Though Tom's goal of reaching all 48 of the peaks twice in the same winter season was not realized, he and the amazing Atticus did hit 81 peaks. Only the eight official peaks of the Presidential Range, the six summits along the Wildcat-Carter-Moriah range, and remote Mount Isolation on Montalban Ridge eluded the pair on their second go-around of the season.

That the two were able to reach as many summits as they did is a pretty remarkable achievement in itself, especially given the nature of this winter's weather. While the season was certainly late in arriving, once it came, it stayed. The Valentine's Day snowstorm that dumped up to two feet of snow in the mountains did not help Tom and Atticus as trail conditions were as tough in the storm's aftermath as anything hikers have seen in several years. Likewise, last week's warm-up and rain created a whole set of new problem for hikers (see below), as did persistent winds all winter long on the Presidentials. Those winds, in fact, limited the Tom and Atticus to just a couple of days of above treeline travel, not so much out of concern for Tom's well-being, but for his dog's. For Atticus's safety always came first.

The second interesting peakbagging story of note from this winter evolved around Mats Roing of Brighton, Mass., who late in the season added a bit of drama to the New Hampshire hiking scene when he attempted to set a new speed record for reaching all the 4,000-footers. (The existing winter record is 9 days, 20 hours, and 24 minutes established in March 2006 by Vermonter Tim Seaver.) Roing set off on his peakbagging sprint March 10 with a successful traverse of the Presidential Range. After following that up with a single-day traverse of the Wildcat-Carter-Moriah range, things looked promising for Roing. Then the weather gods took control.

A tougher than expected hike up Mounts Whiteface and Passaconaway on the third day of his quest forced him to alter his already tight schedule and postpone to another day ascents of three additional summits. The next day he reached three new summits, including one of the peaks originally planned for the previous day, but again he fell a bit further behind schedule.

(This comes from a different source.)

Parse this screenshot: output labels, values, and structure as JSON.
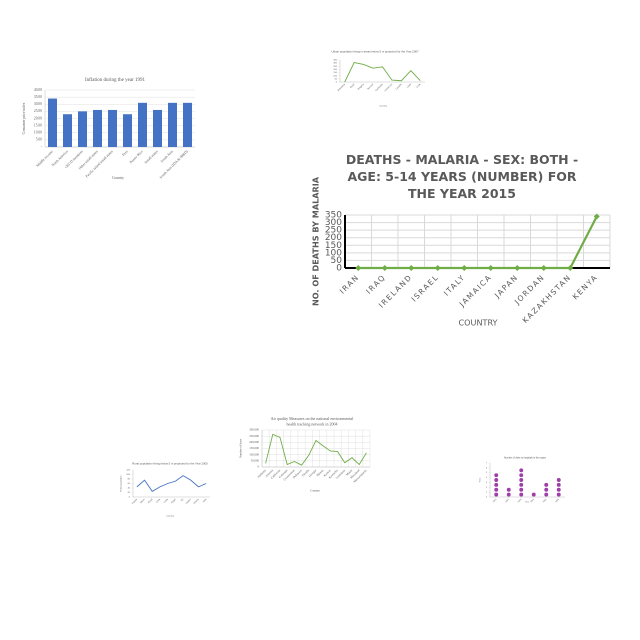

Then on Day Five, unseasonably warm temperatures, combined with rainy weather, allowed Roing to snatch just one of the five peaks he'd hoped to grab that day. Following a near six-and-a-half-hour round-trip slog up Mount Carrigain, he drove west on Route 302 to Crawford Notch, where he began a planned traverse of the three peaks of the Willey Range.

Continued rain and uncooperative trail conditions reluctantly forced him to abandon that trek and a separate hike up Mount Hale.

To make up for the lost peaks, Roing caught a few winks of sleep, then headed to Cannon Mountain sometime after midnight, where he hoped to take advantage of colder temperatures and firmer snow conditions and hike up Cannon and neighboring North and South Kinsman. Hiking by himself, he slogged his way up Cannon under still unseasonably warm conditions. From the summit he sloshed down to Lonesome Lake, then attempted an ascent of the Kinsmans by way of the Fishin' Jimmy Trail. Melting snow and resulting runoff had flooded major portions of the trail, however, and less than halfway up the mountain he was forced to reverse course once again.With a major snowstorm looming the next day, more than half the 4,000-footers still left to climb, and less than five days to reach them if a new record was to be set, Roing knew the jig was up and made the call to abandon his effort. He immediately vowed to make another attempt next year, chalking up his failed 2007 run as a great educational experience.

So here's to Tom, Atticus, and Mats for making this a fun and interesting season of winter hiking and peakbagging. And to think, it's less than nine months before winter rolls around again.

Don't know about you, but I'm looking forward to it already.